Las infecciones bacterianas potencialmente graves (IBPG) son más frecuentes en lactantes menores de 3 meses. La etiología es diferente a otros grupos etarios y asocian peor pronóstico, justificando el uso de pruebas complementarias y el ingreso hospitalario. Recientes estudios indican un cambio en la etiología de las infecciones invasoras desbancando al S. agalactiae, clásicamente primer responsable de meningitis y bacteriemia, y postulando a E. coli como patógeno más frecuente.

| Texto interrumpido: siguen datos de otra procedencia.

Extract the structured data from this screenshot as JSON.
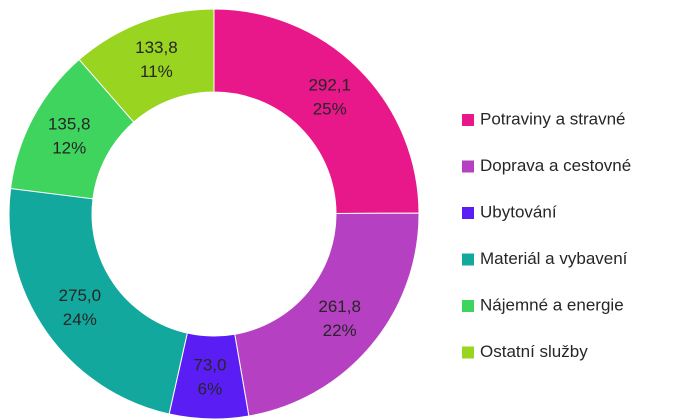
{
  "chart_data": {
    "type": "donut",
    "categories": [
      "Potraviny a stravné",
      "Doprava a cestovné",
      "Ubytování",
      "Materiál a vybavení",
      "Nájemné a energie",
      "Ostatní služby"
    ],
    "values": [
      292.1,
      261.8,
      73.0,
      275.0,
      135.8,
      133.8
    ],
    "value_labels": [
      "292,1",
      "261,8",
      "73,0",
      "275,0",
      "135,8",
      "133,8"
    ],
    "percent_values": [
      25,
      22,
      6,
      24,
      12,
      11
    ],
    "percent_labels": [
      "25%",
      "22%",
      "6%",
      "24%",
      "12%",
      "11%"
    ],
    "colors": [
      "#e8178a",
      "#b540c1",
      "#5a1ef5",
      "#13a89e",
      "#3ed45e",
      "#98d420"
    ],
    "legend": "right"
  }
}
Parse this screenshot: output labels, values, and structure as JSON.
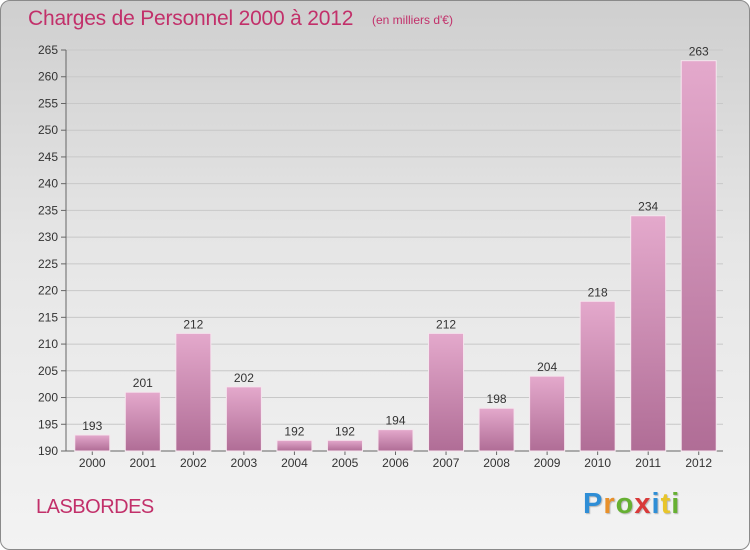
{
  "title": "Charges de Personnel 2000 à 2012",
  "subtitle": "(en milliers d'€)",
  "commune": "LASBORDES",
  "logo": {
    "letters": [
      {
        "ch": "P",
        "color": "#2f8ed6"
      },
      {
        "ch": "r",
        "color": "#e8902a"
      },
      {
        "ch": "o",
        "color": "#66b032"
      },
      {
        "ch": "x",
        "color": "#d93a3a"
      },
      {
        "ch": "i",
        "color": "#2f8ed6"
      },
      {
        "ch": "t",
        "color": "#e8c52a"
      },
      {
        "ch": "i",
        "color": "#66b032"
      }
    ]
  },
  "colors": {
    "bar_top": "#e4a9cc",
    "bar_bottom": "#b06d96",
    "text_accent": "#c2306a"
  },
  "chart_data": {
    "type": "bar",
    "categories": [
      "2000",
      "2001",
      "2002",
      "2003",
      "2004",
      "2005",
      "2006",
      "2007",
      "2008",
      "2009",
      "2010",
      "2011",
      "2012"
    ],
    "values": [
      193,
      201,
      212,
      202,
      192,
      192,
      194,
      212,
      198,
      204,
      218,
      234,
      263
    ],
    "ylim": [
      190,
      265
    ],
    "yticks": [
      190,
      195,
      200,
      205,
      210,
      215,
      220,
      225,
      230,
      235,
      240,
      245,
      250,
      255,
      260,
      265
    ],
    "grid": true
  }
}
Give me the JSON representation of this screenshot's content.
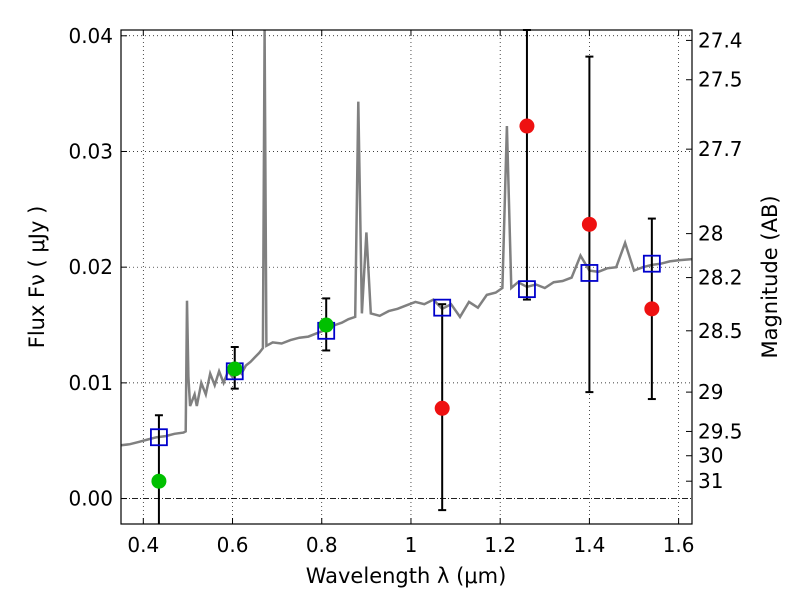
{
  "chart_data": {
    "type": "scatter",
    "xlabel": "Wavelength  λ (μm)",
    "ylabel": "Flux  Fν  ( μJy )",
    "y2label": "Magnitude (AB)",
    "xlim": [
      0.35,
      1.63
    ],
    "ylim": [
      -0.0022,
      0.0405
    ],
    "grid": true,
    "x_ticks": [
      {
        "value": 0.4,
        "label": "0.4"
      },
      {
        "value": 0.6,
        "label": "0.6"
      },
      {
        "value": 0.8,
        "label": "0.8"
      },
      {
        "value": 1.0,
        "label": "1"
      },
      {
        "value": 1.2,
        "label": "1.2"
      },
      {
        "value": 1.4,
        "label": "1.4"
      },
      {
        "value": 1.6,
        "label": "1.6"
      }
    ],
    "y_ticks": [
      {
        "value": 0.0,
        "label": "0.00"
      },
      {
        "value": 0.01,
        "label": "0.01"
      },
      {
        "value": 0.02,
        "label": "0.02"
      },
      {
        "value": 0.03,
        "label": "0.03"
      },
      {
        "value": 0.04,
        "label": "0.04"
      }
    ],
    "mag_ticks": [
      {
        "flux": 0.0396,
        "label": "27.4"
      },
      {
        "flux": 0.0362,
        "label": "27.5"
      },
      {
        "flux": 0.0302,
        "label": "27.7"
      },
      {
        "flux": 0.0229,
        "label": "28"
      },
      {
        "flux": 0.0191,
        "label": "28.2"
      },
      {
        "flux": 0.0145,
        "label": "28.5"
      },
      {
        "flux": 0.0092,
        "label": "29"
      },
      {
        "flux": 0.0058,
        "label": "29.5"
      },
      {
        "flux": 0.0037,
        "label": "30"
      },
      {
        "flux": 0.0015,
        "label": "31"
      }
    ],
    "colors": {
      "spectrum": "#808080",
      "model": "#0000cc",
      "green": "#00c000",
      "red": "#ee1111",
      "error": "#000000"
    },
    "spectrum": [
      [
        0.35,
        0.0046
      ],
      [
        0.37,
        0.0047
      ],
      [
        0.39,
        0.0049
      ],
      [
        0.41,
        0.0051
      ],
      [
        0.43,
        0.0053
      ],
      [
        0.45,
        0.0054
      ],
      [
        0.47,
        0.0056
      ],
      [
        0.49,
        0.0057
      ],
      [
        0.495,
        0.0058
      ],
      [
        0.498,
        0.0171
      ],
      [
        0.501,
        0.0105
      ],
      [
        0.505,
        0.008
      ],
      [
        0.515,
        0.009
      ],
      [
        0.52,
        0.008
      ],
      [
        0.53,
        0.01
      ],
      [
        0.54,
        0.009
      ],
      [
        0.55,
        0.0108
      ],
      [
        0.56,
        0.0098
      ],
      [
        0.57,
        0.011
      ],
      [
        0.58,
        0.01
      ],
      [
        0.59,
        0.011
      ],
      [
        0.6,
        0.0105
      ],
      [
        0.61,
        0.0112
      ],
      [
        0.62,
        0.0108
      ],
      [
        0.63,
        0.0115
      ],
      [
        0.64,
        0.0118
      ],
      [
        0.65,
        0.0122
      ],
      [
        0.66,
        0.0126
      ],
      [
        0.668,
        0.013
      ],
      [
        0.672,
        0.0405
      ],
      [
        0.676,
        0.0132
      ],
      [
        0.69,
        0.0135
      ],
      [
        0.71,
        0.0134
      ],
      [
        0.73,
        0.0137
      ],
      [
        0.75,
        0.0139
      ],
      [
        0.77,
        0.014
      ],
      [
        0.79,
        0.0143
      ],
      [
        0.81,
        0.0146
      ],
      [
        0.83,
        0.015
      ],
      [
        0.845,
        0.0152
      ],
      [
        0.86,
        0.0155
      ],
      [
        0.875,
        0.0157
      ],
      [
        0.882,
        0.0343
      ],
      [
        0.89,
        0.016
      ],
      [
        0.9,
        0.023
      ],
      [
        0.91,
        0.016
      ],
      [
        0.93,
        0.0158
      ],
      [
        0.95,
        0.0162
      ],
      [
        0.97,
        0.0164
      ],
      [
        0.99,
        0.0167
      ],
      [
        1.01,
        0.017
      ],
      [
        1.03,
        0.0168
      ],
      [
        1.05,
        0.0172
      ],
      [
        1.07,
        0.0164
      ],
      [
        1.09,
        0.0168
      ],
      [
        1.11,
        0.0157
      ],
      [
        1.13,
        0.017
      ],
      [
        1.15,
        0.0165
      ],
      [
        1.17,
        0.0176
      ],
      [
        1.19,
        0.0178
      ],
      [
        1.205,
        0.0182
      ],
      [
        1.215,
        0.0322
      ],
      [
        1.225,
        0.0182
      ],
      [
        1.24,
        0.0187
      ],
      [
        1.26,
        0.0183
      ],
      [
        1.28,
        0.0185
      ],
      [
        1.3,
        0.0182
      ],
      [
        1.32,
        0.0187
      ],
      [
        1.34,
        0.0188
      ],
      [
        1.36,
        0.0191
      ],
      [
        1.38,
        0.021
      ],
      [
        1.4,
        0.0197
      ],
      [
        1.42,
        0.0196
      ],
      [
        1.44,
        0.0199
      ],
      [
        1.46,
        0.02
      ],
      [
        1.48,
        0.0221
      ],
      [
        1.5,
        0.0197
      ],
      [
        1.52,
        0.02
      ],
      [
        1.54,
        0.0202
      ],
      [
        1.56,
        0.0203
      ],
      [
        1.58,
        0.0205
      ],
      [
        1.6,
        0.0206
      ],
      [
        1.63,
        0.0207
      ]
    ],
    "model_points": [
      {
        "x": 0.435,
        "y": 0.0053
      },
      {
        "x": 0.605,
        "y": 0.011
      },
      {
        "x": 0.81,
        "y": 0.0145
      },
      {
        "x": 1.07,
        "y": 0.0165
      },
      {
        "x": 1.26,
        "y": 0.0181
      },
      {
        "x": 1.4,
        "y": 0.0195
      },
      {
        "x": 1.54,
        "y": 0.0203
      }
    ],
    "measurements": [
      {
        "x": 0.435,
        "y": 0.0015,
        "err_lo": -0.0025,
        "err_hi": 0.0072,
        "color": "green"
      },
      {
        "x": 0.605,
        "y": 0.0112,
        "err_lo": 0.0095,
        "err_hi": 0.0131,
        "color": "green"
      },
      {
        "x": 0.81,
        "y": 0.015,
        "err_lo": 0.0128,
        "err_hi": 0.0173,
        "color": "green"
      },
      {
        "x": 1.07,
        "y": 0.0078,
        "err_lo": -0.001,
        "err_hi": 0.0168,
        "color": "red"
      },
      {
        "x": 1.26,
        "y": 0.0322,
        "err_lo": 0.0172,
        "err_hi": 0.0405,
        "color": "red"
      },
      {
        "x": 1.4,
        "y": 0.0237,
        "err_lo": 0.0092,
        "err_hi": 0.0382,
        "color": "red"
      },
      {
        "x": 1.54,
        "y": 0.0164,
        "err_lo": 0.0086,
        "err_hi": 0.0242,
        "color": "red"
      }
    ]
  }
}
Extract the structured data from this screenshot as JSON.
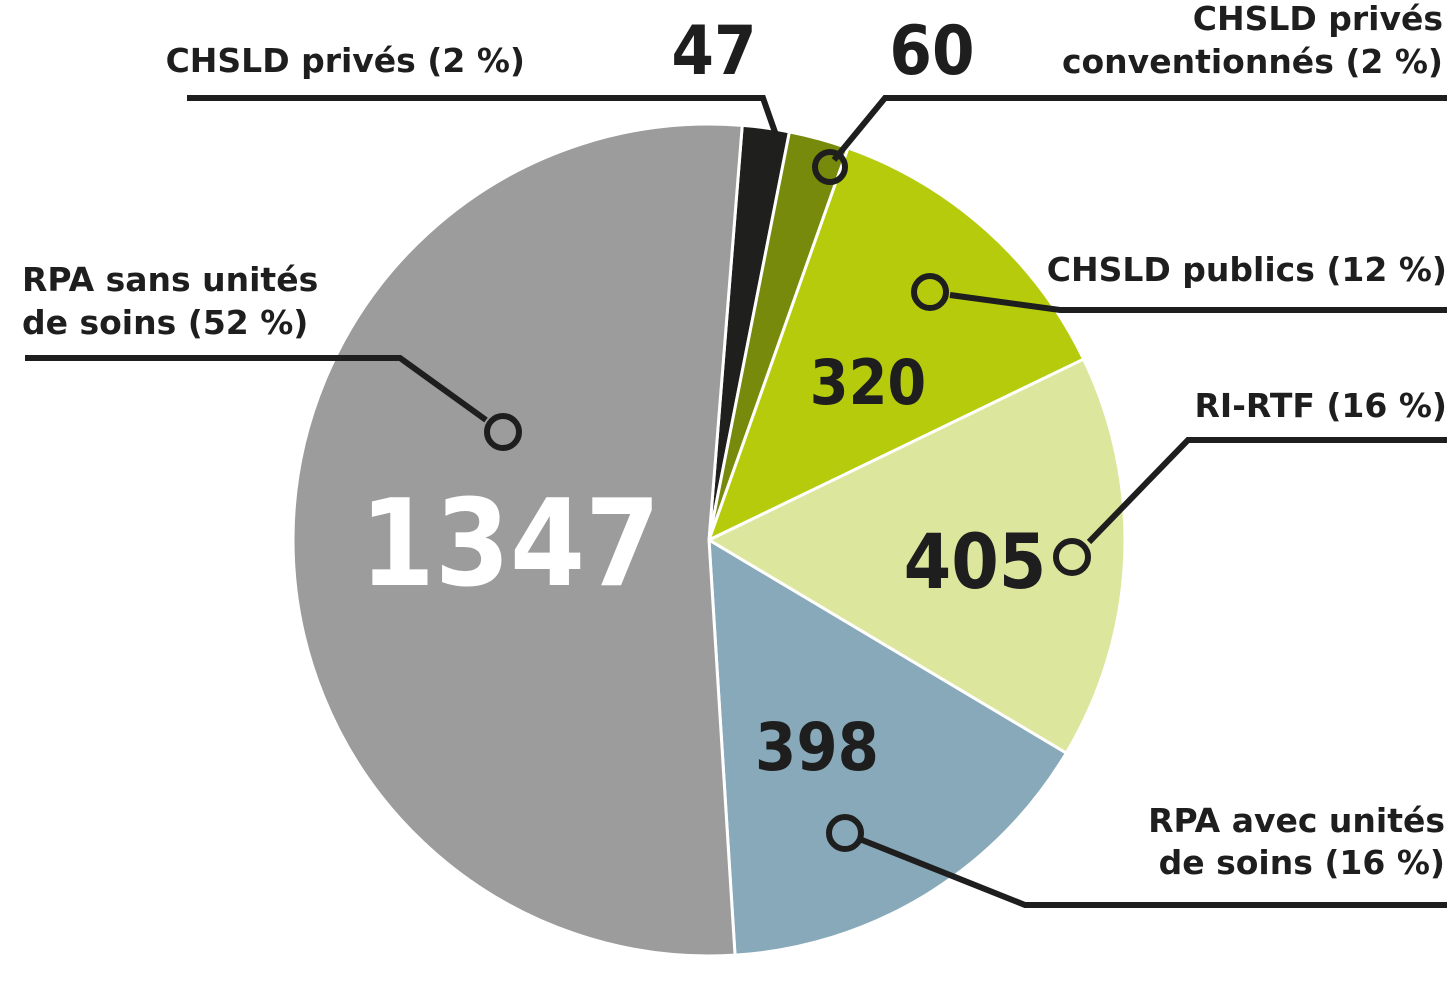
{
  "chart_data": {
    "type": "pie",
    "slices": [
      {
        "name": "CHSLD privés (2 %)",
        "value": 47,
        "color": "#1f201e"
      },
      {
        "name": "CHSLD privés conventionnés (2 %)",
        "value": 60,
        "color": "#788a0b"
      },
      {
        "name": "CHSLD publics (12 %)",
        "value": 320,
        "color": "#b5cb0b"
      },
      {
        "name": "RI-RTF (16 %)",
        "value": 405,
        "color": "#dce69c"
      },
      {
        "name": "RPA avec unités de soins (16 %)",
        "value": 398,
        "color": "#88a9b9"
      },
      {
        "name": "RPA sans unités de soins (52 %)",
        "value": 1347,
        "color": "#9c9c9c"
      }
    ],
    "labels": {
      "chsld_prives": "CHSLD privés (2 %)",
      "chsld_conv_1": "CHSLD privés",
      "chsld_conv_2": "conventionnés (2 %)",
      "chsld_publics": "CHSLD publics (12 %)",
      "ri_rtf": "RI-RTF (16 %)",
      "rpa_avec_1": "RPA avec unités",
      "rpa_avec_2": "de soins (16 %)",
      "rpa_sans_1": "RPA sans unités",
      "rpa_sans_2": "de soins (52 %)"
    },
    "value_labels": {
      "chsld_prives": "47",
      "chsld_conv": "60",
      "chsld_publics": "320",
      "ri_rtf": "405",
      "rpa_avec": "398",
      "rpa_sans": "1347"
    }
  }
}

Subanálisis realizado a partir de un estudio prospectivo y multicéntrico desarrollado en nuestro país en el que se pretende describir la etiología y evolución de lactantes menores de 91 días con fiebre sin foco y diagnosticados de una IBPG. Durante los 2 años de estudio fueron incluidos 3.401 pacientes (26.6% hasta los 28 días, 41.3% entre 29-59 días y 32.1% entre 60-90 días). Se registró crecimiento de bacterias patógenas en 896 cultivos: 766 urocultivos (85.5%), 100 hemocultivos (11.2%), 18 cultivos de LCR (2%), 10 coprocultivos y 2 cultivos umbilicales. En 64 niños se aislaron bacterias en 2 cultivos de forma simultánea, con mayor incidencia en el grupo de neonatos (12.4%) que en el resto, siendo estadísticamente significativo. E. coli fue la bacteria que creció con más frecuencia en urocultivos (82%), hemocultivos (46%) y cultivos de LCR (38.6%), incluso en el grupo neonatal. La presencia de L. monocytogenes fue anecdótica con sólo dos cultivos positivos, destacando la incidencia de S. aureus como tercer microorganismo aislado en hemocultivos después de E. coli y S. agalactiae.

Fallecieron 4 niños y 7 desarrollaron complicaciones o secuelas graves. En 2 de ellos estuvo implicado el virus herpes simple cuyo tratamiento precoz es un factor pronóstico, por lo que conviene tener una alta sospecha aunque su incidencia no sea elevada.

Como conclusión, es importante continuar realizando estudios que detecten cambios epidemiológicos para ajustar la antibioterapia empírica en estos pacientes ayudando a mejorar el pronóstico de estas infecciones.